La direction d'Air France a confirmé jeudi vouloir supprimer un millier d'emplois en 2016 par des départs volontaires, durant un comité central d'entreprise "confus", selon les syndicats, au moment où plusieurs milliers de salariés manifestaient.
"Les seuls départs que nous envisageons pour 2016, ce sont des départs volontaires et pour 1.000 postes", a déclaré le PDG d'Air France Frédéric Gagey à la presse.
Mais la direction est "incapable de dire dans quels secteurs ils seront supprimés", a immédiatement regretté Didier Fauverte, secrétaire (CGT) du CCE.
Direction et syndicats ont échoué à s'entendre sur le plan de développement "Perform 2020", qui prévoit de faire voler le personnel une centaine d'heures de plus par an, à salaire égal.
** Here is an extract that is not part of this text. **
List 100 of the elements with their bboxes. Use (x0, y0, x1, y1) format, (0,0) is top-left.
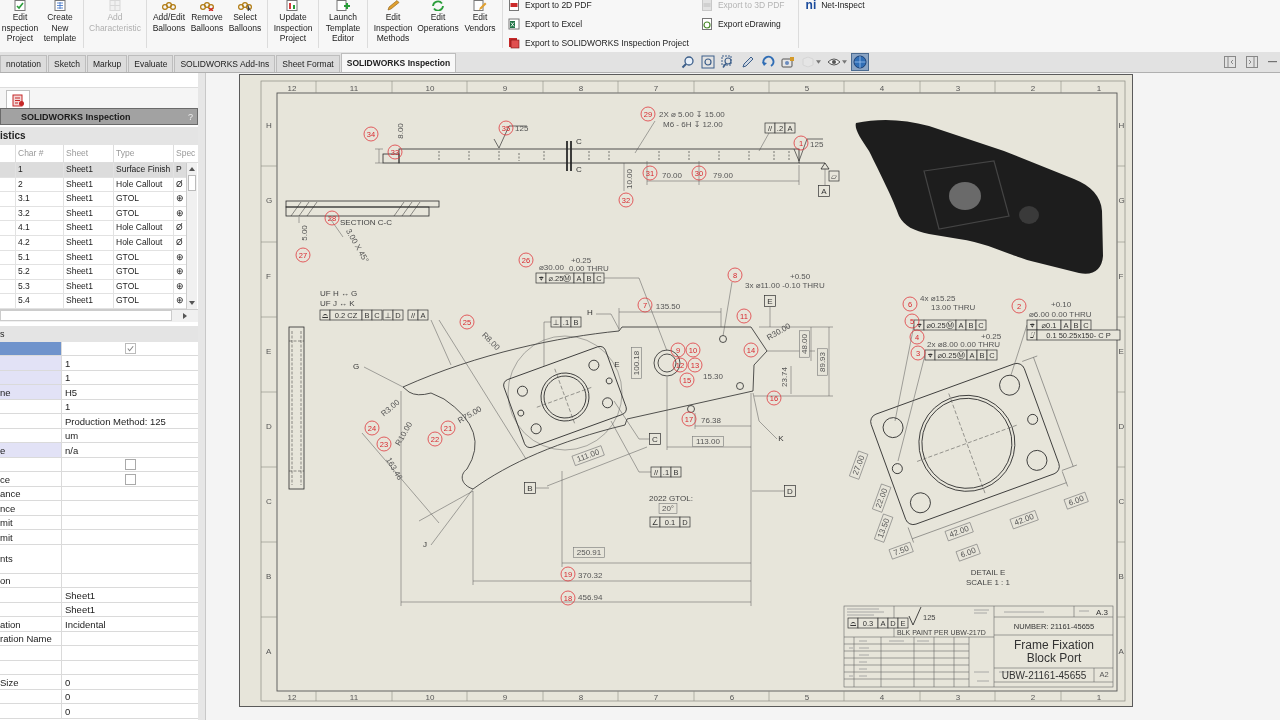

Le 5 octobre, la compagnie a présenté un plan de "restructuration" menaçant 2.900 postes en 2016 et 2017.
L'annonce a été suivie par l'agression de deux dirigeants, obligés de fuir des manifestants, chemises en lambeaux. Cinq salariés seront jugés le 2 décembre pour violence. La direction les a mis à pied, sans salaire.
Air France a depuis fait savoir qu'il était possible "d'éviter" la deuxième phase du plan, la plus douloureuse.
Les 1.900 postes menacés en 2017 sont "suspendus au fait de trouver des accords avec les pilotes et les personnels au sol pour gagner en productivité", selon M. Fauverte.
Pendant la tenue du CCE, dans un hôtel particulier du XVIe arrondissement, plusieurs milliers de personnes étaient rassemblées à Paris et des centaines en région pour le maintien de l'emploi et en soutien "aux inculpés".
"On a une entreprise qui va renouer avec les bénéfices (en 2015) et qui poursuit un plan de diminution d'emplois", a lancé Alexandre, un pilote du syndicat Spaf venu manifester en uniforme aux abords de l'Assemblée nationale.
"Les salariés sont excédés, () ils ont subi des plans successifs depuis des années et ne voient pas le bout du tunnel", a-t-il développé parmi les pétards, sifflets et fumigènes.
Sous le précédent plan de restructuration, entre début 2012 et fin 2014, les effectifs de la compagnie Air France (52.500 salariés en début d'année) ont baissé de 5.500 postes, par des départs volontaires. Des pertes de jours de repos et un gel des salaires ont également été consentis.
"Arrêt des poursuites disciplinaires et judiciaires, nous ne sommes pas des voyous" proclamait la banderole de l'intersyndicale, à l'origine du rassemblement parisien qui a réuni "au moins 7.000" personnes selon la CGT.
- 'Mission impossible' -
Plus tôt, les élus du personnel avaient regretté le "flou artistique" entretenu par la direction en CCE.
"Une grosse impression de confusion", avait commenté Véronique Damon, du syndicat de pilotes SNPL. "Aucun détail sur les 1.000 emplois", a renchéri Gilles Rivet (FO).
A l'entame de la séance, les syndicats ont voté "à l'unanimité" le déclenchement d'un droit d'alerte, missionnant un cabinet d'experts pour interroger Air France "sur la stratégie, le plan de développement et l'emploi", selon Miguel Fortea (CGT).
Ne procéder qu'à des départs volontaires, avec les économies réclamées, "c'est mission impossible", a dit le syndicaliste. La direction "fixe des objectifs complètement inatteignables, notamment sur les escales de Marseille et sur Orly", abonde Jérôme Beaurain (SUD).
La réduction de 10% de l'offre long courrier sur 2016 et 2017, menace brandie par la direction en cas d'échec des négociations, "ça nous paraît aberrant et totalement inquiétant" au moment où le marché est "en croissance", s'alarme Véronique Damon (SNPL).
L'ensemble des syndicats appelle l'Etat, actionnaire à plus de 17%, à se saisir du dossier. Ils lui reprochent l'augmentation récente des redevances aéroportuaires, au détriment d'Air France, et l'octroi de droits de trafic en région aux compagnies concurrentes, notamment du Golfe.
"La nécessité d'un État stratège, d'un État régulateur, c'est ce que nous portons en tant que parlementaires", a déclaré jeudi le député (PS) de Seine-Saint-Denis Daniel Goldberg, à l'origine d'une rencontre avec l'intersyndicale.